48. Par dehors, à la grande porte de Roussillon, à droite, quand on entre, il y a un perron. Tout autour règne une galerie dont les piliers et les colonnettes[2], et même les doubleaux [3] sont incrustés de sardoines ; les voûtes[4] sont de pur laiton. Là Girart gorge son faucon[5] ; autour de lui, un millier d’hommes de sa mesnie, vêtus de hoquetons bordés d’orfrois et de jupons de soie vermeille. Voici qu’entre Bernart le fils de Pons : il salua en homme bien appris : « Dieu protège le comte Girart, le puissant baron ! — Ami, » répond Girart, « Dieu te protége ! Vous me semblez un messager de la part de Charles. — Si Dieu m’aide, je le suis en effet. Je vais te dire de quoi je te semons : c’est de lui rendre le donjon et l’habitation ; et si vous dites non, vous

  1. Allusion à un récit qui d’ailleurs nous est complètement inconnu.

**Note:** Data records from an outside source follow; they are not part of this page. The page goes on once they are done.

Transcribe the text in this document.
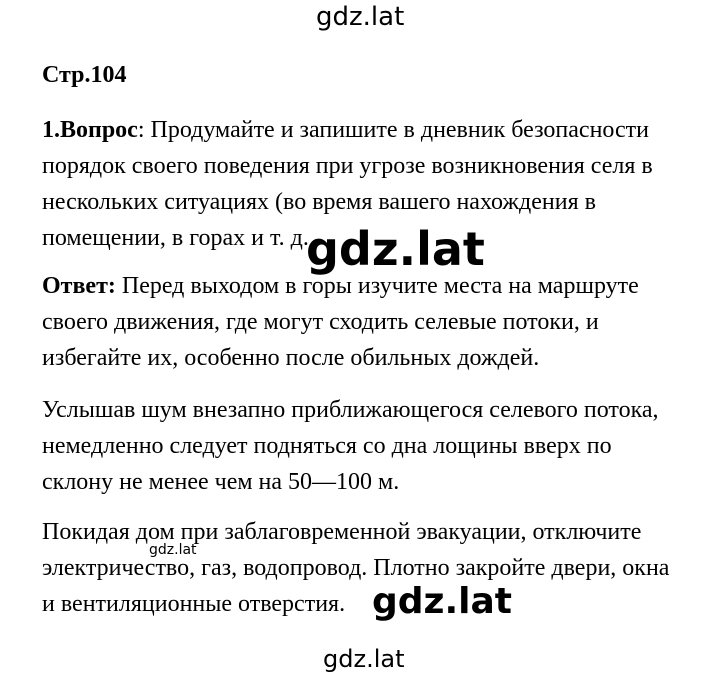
gdz.lat
Стр.104
1.Вопрос: Продумайте и запишите в дневник безопасности
порядок своего поведения при угрозе возникновения селя в
нескольких ситуациях (во время вашего нахождения в
помещении, в горах и т. д.
gdz.lat
Ответ: Перед выходом в горы изучите места на маршруте
своего движения, где могут сходить селевые потоки, и
избегайте их, особенно после обильных дождей.
Услышав шум внезапно приближающегося селевого потока,
немедленно следует подняться со дна лощины вверх по
склону не менее чем на 50—100 м.
Покидая дом при заблаговременной эвакуации, отключите
электричество, газ, водопровод. Плотно закройте двери, окна
и вентиляционные отверстия.
gdz.lat
gdz.lat
gdz.lat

  2. Li pirar e l’estelon, Oxf., lhi pilar e li stilo, P. (v. 154). Raynouard, Lex. rom., V, 179 traduit stilo par « les péristyles », ce qui est évidemment erroné. Je crois qu’il s’agit des bases des piliers, des stylobates, et je rattache ce mot par l’intermédiaire du bas-latin (voy. Du Cange, stillus), au grec στύλος. Cette interprétation, qui reste conjecturale, convient assez au v. 555 du ms. de Paris (ci-après § 73) où sont mentionnées li estel, à côté des piliers et des colonnes.
  3. Mot à mot « les chevrons », ce qui ne peut trouver son application ici. Ce mot termine le vers, et peut avoir été appelé par la rime.
  4. Mot à mot « les cryptes et les voûtes. »
  5. Cf. la mort de Garin, éd. du Méril, p. 124 ;

    Fromondin trove sor le pont torneïs,
    Desor son poin ot un espervier mis,
    Gorge li fait d’une aile de pocin.